Second Ditto (droughty—he had been out with a Free Kirk minister, a strict abstainer): "Nae ava. The auld carle had nae whusky, sae I took him where there was nae fush!"

"Saddling the Ass"

Dr. Guthrie, in the course of an address in the New Free College, remarked that he was often annoyed and vexed beyond measure to find discourses of the ablest character murdered and massacred by a wretched delivery. Some ministers appeared to have a habit of emphasizing every third word or so; and he would tell them an anecdote which he had heard to illustrate the importance of correct reading. A minister once reading I Kings xiii: 13, read it thus: "And the prophet said unto his sons, Saddle me the ass. So they saddled him, the ass."

An Open Question

A Scottish minister, being one day engaged in visiting some members of his flock, came to the door of a house where his gentle tapping could not be heard for the noise of contention within. After waiting a little he opened the door and walked in, saying with an authoritative voice, "I should like to know who is head of this house?" "Weel, sir," said the husband and father, "if ye sit down a wee, we'll maybe be able to tell ye, for we're just trying to settle that point."

Domestics in By-gone Days

Dean Ramsay records the following anecdote in his "Reminiscences of Scottish Life and Character": The charge these old domestics used to take in the interests of the family, and the cool way in which they took upon them to protect those interests, sometimes led to very provoking and sometimes to a very ludicrous exhibition of importance. A friend told me of a dinner scene illustrative of this sort of interference which had happened at Airth in the last generation.

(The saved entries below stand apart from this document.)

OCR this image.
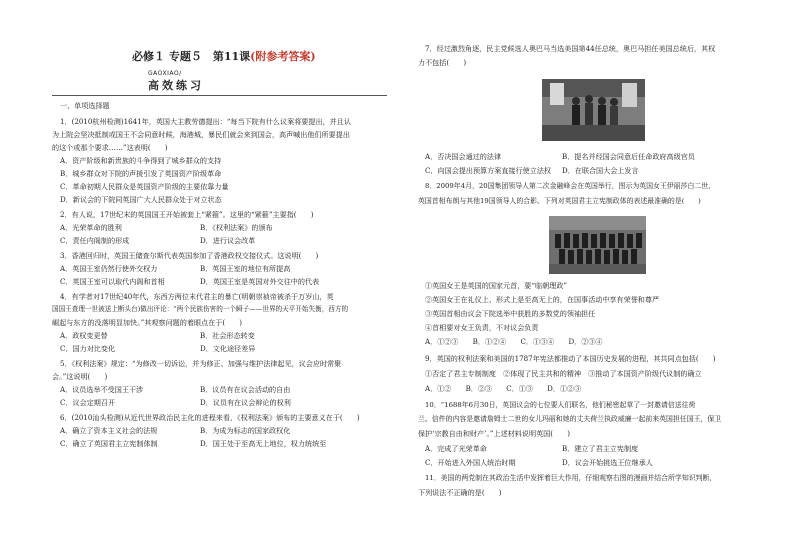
必修１ 专题５　第11课(附参考答案)
GAOXIAO/
高效练习
一、单项选择题
1．(2010杭州检测)1641年，英国大主教劳德提出：“每当下院有什么议案将要提出，并且认
为上院会坚决抵制或国王不会同意时候，海港城，暴民们就会来到国会，高声喊出他们所要提出
的这个或那个要求……”这表明(　　)
A．资产阶级和新贵族的斗争得到了城乡群众的支持
B．城乡群众对下院的声援引发了英国资产阶级革命
C．革命初期人民群众是英国资产阶级的主要依靠力量
D．新议会的下院同英国广大人民群众处于对立状态
2．有人说，17世纪末的英国国王开始被套上“紧箍”。这里的“紧箍”主要指(　　)
A．光荣革命的胜利	B．《权利法案》的颁布
C．责任内阁制的形成	D．进行议会改革
3．香港回归时，英国王储查尔斯代表英国参加了香港政权交接仪式。这说明(　　)
A．英国王室仍然行使外交权力	B．英国王室的地位有所提高
C．英国王室可以取代内阁和首相	D．英国王室是英国对外交往中的代表
4．有学者对17世纪40年代，东西方两位末代君主的暴亡(明朝崇祯帝被杀于万岁山，英
国国王查理一世被送上断头台)做出评论：“两个民族伤害的一个瞬子——世界的天平开始失衡，西方的
崛起与东方的没落明显加快。”其观察问题的着眼点在于(　　)
A．政权变更替	B．社会形态转变
C．国力对比变化	D．文化途径差异
5．《权利法案》规定：“为修改一切诉讼，并为修正、加强与维护法律起见，议会应时常聚
会。”这说明(　　)
A．议员选举不受国王干涉	B．议员有在议会活动的自由
C．议会定期召开	D．议员有在议会辩论的权利
6．(2010汕头检测)从近代世界政治民主化的进程来看，《权利法案》颁布的主要意义在于(　　)
A．确立了资本主义社会的法规	B．为成为标志的国家政权化
C．确立了英国君主立宪制体制	D．国王处于至高无上地位，权力统统至
7．经过激烈角逐，民主党候选人奥巴马当选美国第44任总统，奥巴马担任美国总统后，其权
力不包括(　　)
A．否决国会通过的法律	B．提名并经国会同意后任命政府高级官员
C．向国会提出预算方案直接行使立法权 D．在联合国大会上发言
8．2009年4月，20国集团领导人第二次金融峰会在英国举行，图示为英国女王伊丽莎白二世、
英国首相布朗与其他19国领导人的合影。下列对英国君主立宪制政体的表述最准确的是(　　)
①英国女王是英国的国家元首，要“临朝理政”
②英国女王在礼仪上、形式上是至高无上的，在国事活动中享有荣誉和尊严
③英国首相由议会下院选举中获胜的多数党的领袖担任
④首相要对女王负责，不对议会负责
A．①②③　　B．①②④　　C．①③④　　D．②③④
9．英国的权利法案和美国的1787年宪法都推动了本国历史发展的进程，其共同点包括(　　)
①否定了君主专制制度　②体现了民主共和的精神　③推动了本国资产阶级代议制的确立
A．①②　　B．②③　　C．①③　　D．①②③
10．“1688年6月30日，英国议会的七位要人们联名，他们秘密起草了一封邀请信送往荷
兰。信件的内容是邀请詹姆士二世的女儿玛丽和她的丈夫荷兰执政威廉一起前来英国担任国王，保卫
保护‘宗教自由和财产’。”上述材料说明英国(　　)
A．完成了光荣革命	B．建立了君主立宪制度
C．开始进入外国人统治时期	D．议会开始挑选王位继承人
11．美国的两党制在其政治生活中发挥着巨大作用，仔细观察右图的漫画并结合所学知识判断，
下列说法不正确的是(　　)
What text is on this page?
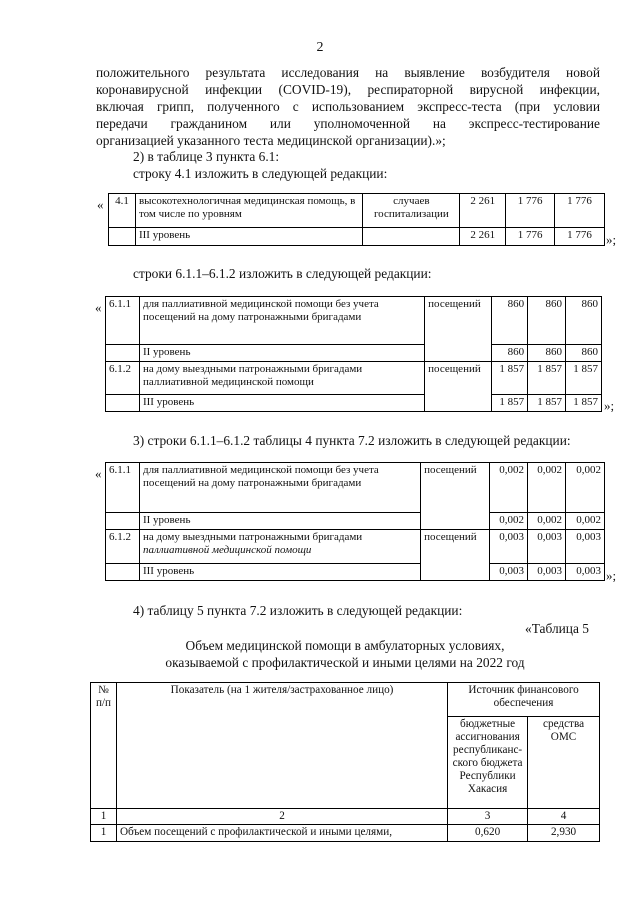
2
положительного результата исследования на выявление возбудителя новой
коронавирусной инфекции (COVID-19), респираторной вирусной инфекции,
включая грипп, полученного с использованием экспресс-теста (при условии
передачи гражданином или уполномоченной на экспресс-тестирование
организацией указанного теста медицинской организации).»;
2) в таблице 3 пункта 6.1:
строку 4.1 изложить в следующей редакции:
« 4.1	высокотехнологичная медицинская помощь, в том числе по уровням	случаев госпитализации	2 261	1 776	1 776
	III уровень		2 261	1 776	1 776 »;
строки 6.1.1–6.1.2 изложить в следующей редакции:
« 6.1.1	для паллиативной медицинской помощи без учета посещений на дому патронажными бригадами	посещений	860	860	860
	II уровень		860	860	860
6.1.2	на дому выездными патронажными бригадами паллиативной медицинской помощи	посещений	1 857	1 857	1 857
	III уровень		1 857	1 857	1 857 »;
3) строки 6.1.1–6.1.2 таблицы 4 пункта 7.2 изложить в следующей редакции:
« 6.1.1	для паллиативной медицинской помощи без учета посещений на дому патронажными бригадами	посещений	0,002	0,002	0,002
	II уровень		0,002	0,002	0,002
6.1.2	на дому выездными патронажными бригадами
паллиативной медицинской помощи	посещений	0,003	0,003	0,003
	III уровень		0,003	0,003	0,003 »;
4) таблицу 5 пункта 7.2 изложить в следующей редакции:
«Таблица 5
Объем медицинской помощи в амбулаторных условиях,
оказываемой с профилактической и иными целями на 2022 год
№ п/п	Показатель (на 1 жителя/застрахованное лицо)	Источник финансового обеспечения	
		бюджетные ассигнования республиканс-ского бюджета Республики Хакасия	средства ОМС
1	2	3	4
1	Объем посещений с профилактической и иными целями,	0,620	2,930
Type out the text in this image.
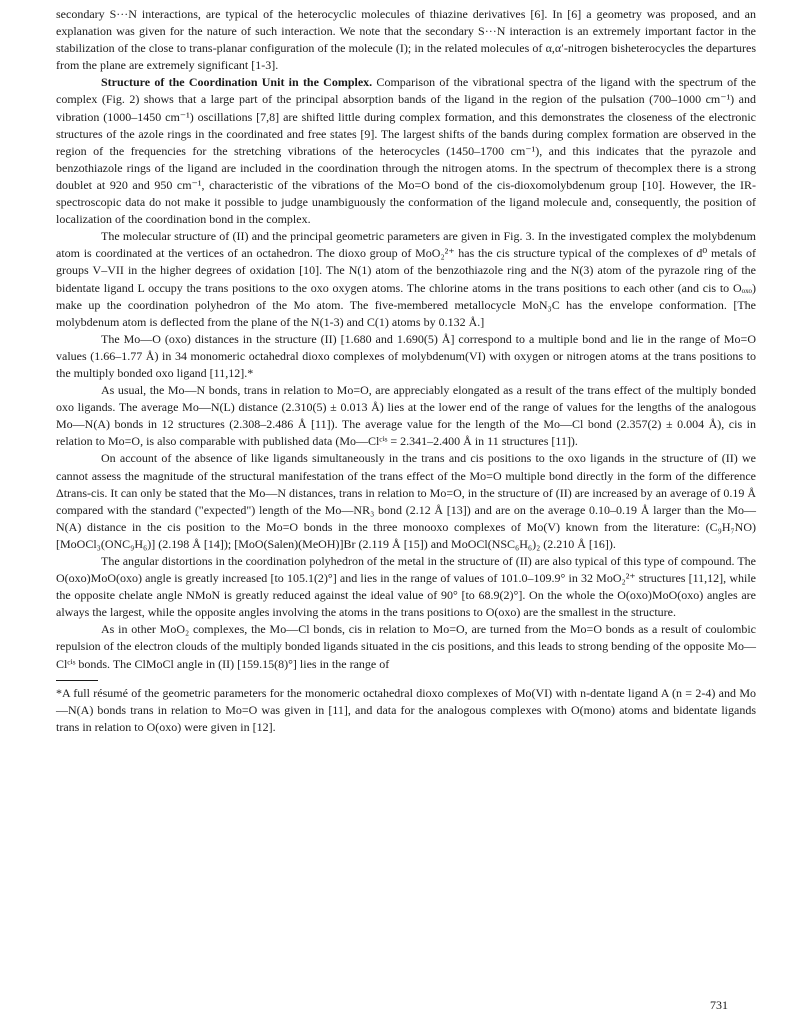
secondary S···N interactions, are typical of the heterocyclic molecules of thiazine derivatives [6]. In [6] a geometry was proposed, and an explanation was given for the nature of such interaction. We note that the secondary S···N interaction is an extremely important factor in the stabilization of the close to trans-planar configuration of the molecule (I); in the related molecules of α,α′-nitrogen bisheterocycles the departures from the plane are extremely significant [1-3].

Structure of the Coordination Unit in the Complex. Comparison of the vibrational spectra of the ligand with the spectrum of the complex (Fig. 2) shows that a large part of the principal absorption bands of the ligand in the region of the pulsation (700–1000 cm⁻¹) and vibration (1000–1450 cm⁻¹) oscillations [7,8] are shifted little during complex formation, and this demonstrates the closeness of the electronic structures of the azole rings in the coordinated and free states [9]. The largest shifts of the bands during complex formation are observed in the region of the frequencies for the stretching vibrations of the heterocycles (1450–1700 cm⁻¹), and this indicates that the pyrazole and benzothiazole rings of the ligand are included in the coordination through the nitrogen atoms. In the spectrum of thecomplex there is a strong doublet at 920 and 950 cm⁻¹, characteristic of the vibrations of the Mo=O bond of the cis-dioxomolybdenum group [10]. However, the IR-spectroscopic data do not make it possible to judge unambiguously the conformation of the ligand molecule and, consequently, the position of localization of the coordination bond in the complex.

The molecular structure of (II) and the principal geometric parameters are given in Fig. 3. In the investigated complex the molybdenum atom is coordinated at the vertices of an octahedron. The dioxo group of MoO₂²⁺ has the cis structure typical of the complexes of d⁰ metals of groups V–VII in the higher degrees of oxidation [10]. The N(1) atom of the benzothiazole ring and the N(3) atom of the pyrazole ring of the bidentate ligand L occupy the trans positions to the oxo oxygen atoms. The chlorine atoms in the trans positions to each other (and cis to Oₒₓₒ) make up the coordination polyhedron of the Mo atom. The five-membered metallocycle MoN₃C has the envelope conformation. [The molybdenum atom is deflected from the plane of the N(1-3) and C(1) atoms by 0.132 Å.]

The Mo—O (oxo) distances in the structure (II) [1.680 and 1.690(5) Å] correspond to a multiple bond and lie in the range of Mo=O values (1.66–1.77 Å) in 34 monomeric octahedral dioxo complexes of molybdenum(VI) with oxygen or nitrogen atoms at the trans positions to the multiply bonded oxo ligand [11,12].*

As usual, the Mo—N bonds, trans in relation to Mo=O, are appreciably elongated as a result of the trans effect of the multiply bonded oxo ligands. The average Mo—N(L) distance (2.310(5) ± 0.013 Å) lies at the lower end of the range of values for the lengths of the analogous Mo—N(A) bonds in 12 structures (2.308–2.486 Å [11]). The average value for the length of the Mo—Cl bond (2.357(2) ± 0.004 Å), cis in relation to Mo=O, is also comparable with published data (Mo—Clᶜⁱˢ = 2.341–2.400 Å in 11 structures [11]).

On account of the absence of like ligands simultaneously in the trans and cis positions to the oxo ligands in the structure of (II) we cannot assess the magnitude of the structural manifestation of the trans effect of the Mo=O multiple bond directly in the form of the difference Δtrans-cis. It can only be stated that the Mo—N distances, trans in relation to Mo=O, in the structure of (II) are increased by an average of 0.19 Å compared with the standard ("expected") length of the Mo—NR₃ bond (2.12 Å [13]) and are on the average 0.10–0.19 Å larger than the Mo—N(A) distance in the cis position to the Mo=O bonds in the three monooxo complexes of Mo(V) known from the literature: (C₉H₇NO)[MoOCl₃(ONC₉H₆)] (2.198 Å [14]); [MoO(Salen)(MeOH)]Br (2.119 Å [15]) and MoOCl(NSC₆H₆)₂ (2.210 Å [16]).

The angular distortions in the coordination polyhedron of the metal in the structure of (II) are also typical of this type of compound. The O(oxo)MoO(oxo) angle is greatly increased [to 105.1(2)°] and lies in the range of values of 101.0–109.9° in 32 MoO₂²⁺ structures [11,12], while the opposite chelate angle NMoN is greatly reduced against the ideal value of 90° [to 68.9(2)°]. On the whole the O(oxo)MoO(oxo) angles are always the largest, while the opposite angles involving the atoms in the trans positions to O(oxo) are the smallest in the structure.

As in other MoO₂ complexes, the Mo—Cl bonds, cis in relation to Mo=O, are turned from the Mo=O bonds as a result of coulombic repulsion of the electron clouds of the multiply bonded ligands situated in the cis positions, and this leads to strong bending of the opposite Mo—Clᶜⁱˢ bonds. The ClMoCl angle in (II) [159.15(8)°] lies in the range of

*A full résumé of the geometric parameters for the monomeric octahedral dioxo complexes of Mo(VI) with n-dentate ligand A (n = 2-4) and Mo—N(A) bonds trans in relation to Mo=O was given in [11], and data for the analogous complexes with O(mono) atoms and bidentate ligands trans in relation to O(oxo) were given in [12].

731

Mrs. Murry, of Abercairney, had been amongst the guests, and at dinner one of the family noticed that she was looking about for the proper spoon to help herself to salt. The old servant, Thomas, was appealed to, that the want might be supplied. He did not notice the appeal. It was repeated in a more peremptory manner: "Thomas, Mrs. Murry has not a salt-spoon"; to which he replied most emphatically, "Last time Mrs. Murry dined here we lost a salt-spoon." [7]

A Misdeal

A celebrated Scotch divine had just risen up to the pulpit to lead the congregation in prayer, when a gentlemen in front of the gallery took out his handkerchief to wipe the dust from his brow, forgetting that a pack of cards was wrapped up in it; the whole pack was scattered over the breast of the gallery. The minister could not resist a sarcasm, solemn as the act was in which he was about to engage. "O man, man! surely your psalm-book has been ill-bund."